What makes reference comparison (==) work for some strings in Java?

I have following lines of codes to compare String. str1 not equal to str2, which is understandable since it compares object reference. But then why s1 is equal to s2?

String s1 = "abc";
String s2 = "abc";

String str1 = new String("abc");
String str2 = new String("abc");

if (s1==s2)
    System.out.println("s1==s2");           
else
    System.out.println("s1!=s2");

if (str1==str2)
    System.out.println("str1==str2");           
else
    System.out.println("str1!=str2");

if (s1==str1)
    System.out.println("str1==s1");         
else
    System.out.println("str1!=s1");

Output:

  s1==s2
  str1!=str2
  str1!=s1 

Solution 1:

The string constant pool will essentially cache all string literals so they're the same object underneath, which is why you see the output you do for s1==s2. It's essentially an optimisation in the VM to avoid creating a new string object each time a literal is declared, which could get very expensive very quickly! With your str1==str2 example, you're explicitly telling the VM to create new string objects, hence why it's false.

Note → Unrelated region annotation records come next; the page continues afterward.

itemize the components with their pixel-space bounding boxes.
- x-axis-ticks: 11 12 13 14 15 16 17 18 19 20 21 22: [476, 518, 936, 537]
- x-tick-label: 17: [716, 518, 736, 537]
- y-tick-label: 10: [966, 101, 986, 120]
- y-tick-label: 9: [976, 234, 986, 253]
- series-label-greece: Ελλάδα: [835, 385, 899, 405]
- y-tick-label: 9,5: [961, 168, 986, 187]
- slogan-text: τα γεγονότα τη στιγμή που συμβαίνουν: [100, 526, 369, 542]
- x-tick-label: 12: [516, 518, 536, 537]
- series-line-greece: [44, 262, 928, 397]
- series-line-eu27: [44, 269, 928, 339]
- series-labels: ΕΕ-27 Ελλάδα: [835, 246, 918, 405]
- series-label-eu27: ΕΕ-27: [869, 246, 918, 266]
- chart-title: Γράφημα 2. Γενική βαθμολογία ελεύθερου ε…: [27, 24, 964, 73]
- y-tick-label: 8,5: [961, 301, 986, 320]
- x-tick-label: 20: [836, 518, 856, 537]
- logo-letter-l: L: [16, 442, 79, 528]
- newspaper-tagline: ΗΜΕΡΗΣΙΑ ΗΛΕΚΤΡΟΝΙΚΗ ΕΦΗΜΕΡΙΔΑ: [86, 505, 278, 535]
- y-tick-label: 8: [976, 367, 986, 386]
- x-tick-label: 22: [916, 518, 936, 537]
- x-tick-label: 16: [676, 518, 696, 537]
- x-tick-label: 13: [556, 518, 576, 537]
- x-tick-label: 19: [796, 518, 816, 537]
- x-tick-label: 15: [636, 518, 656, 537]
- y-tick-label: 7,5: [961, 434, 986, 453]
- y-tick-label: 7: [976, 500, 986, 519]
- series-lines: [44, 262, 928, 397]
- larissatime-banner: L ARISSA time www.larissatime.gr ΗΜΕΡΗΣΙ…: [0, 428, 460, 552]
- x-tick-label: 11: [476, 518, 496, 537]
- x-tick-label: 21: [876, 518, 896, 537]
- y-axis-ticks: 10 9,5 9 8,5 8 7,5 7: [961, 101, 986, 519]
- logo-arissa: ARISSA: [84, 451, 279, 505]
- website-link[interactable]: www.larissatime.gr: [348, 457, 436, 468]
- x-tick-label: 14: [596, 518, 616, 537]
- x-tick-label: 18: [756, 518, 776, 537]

As an aside, calling the intern() method on any string will add it to the constant pool, so long as an equivalent string isn't there already (and return the String that it's added to the pool.) It's not necessarily a good idea to do this however unless you're sure you're dealing with strings that will definitely be used as constants, otherwise you may end up creating hard to track down memory leaks.

Solution 2:

s1 and s2 are String literals. When you create a new String literal the compiler first checks whether any literal representing the same is present in the String pool or not. If there is one present, the compiler returns that literal otherwise the compiler creates a new one.

When you created String s2 the compiler returns the String s1 from the pool as it was already created before. That is the reason why s1 and s2 are same. This behaviour is called interning.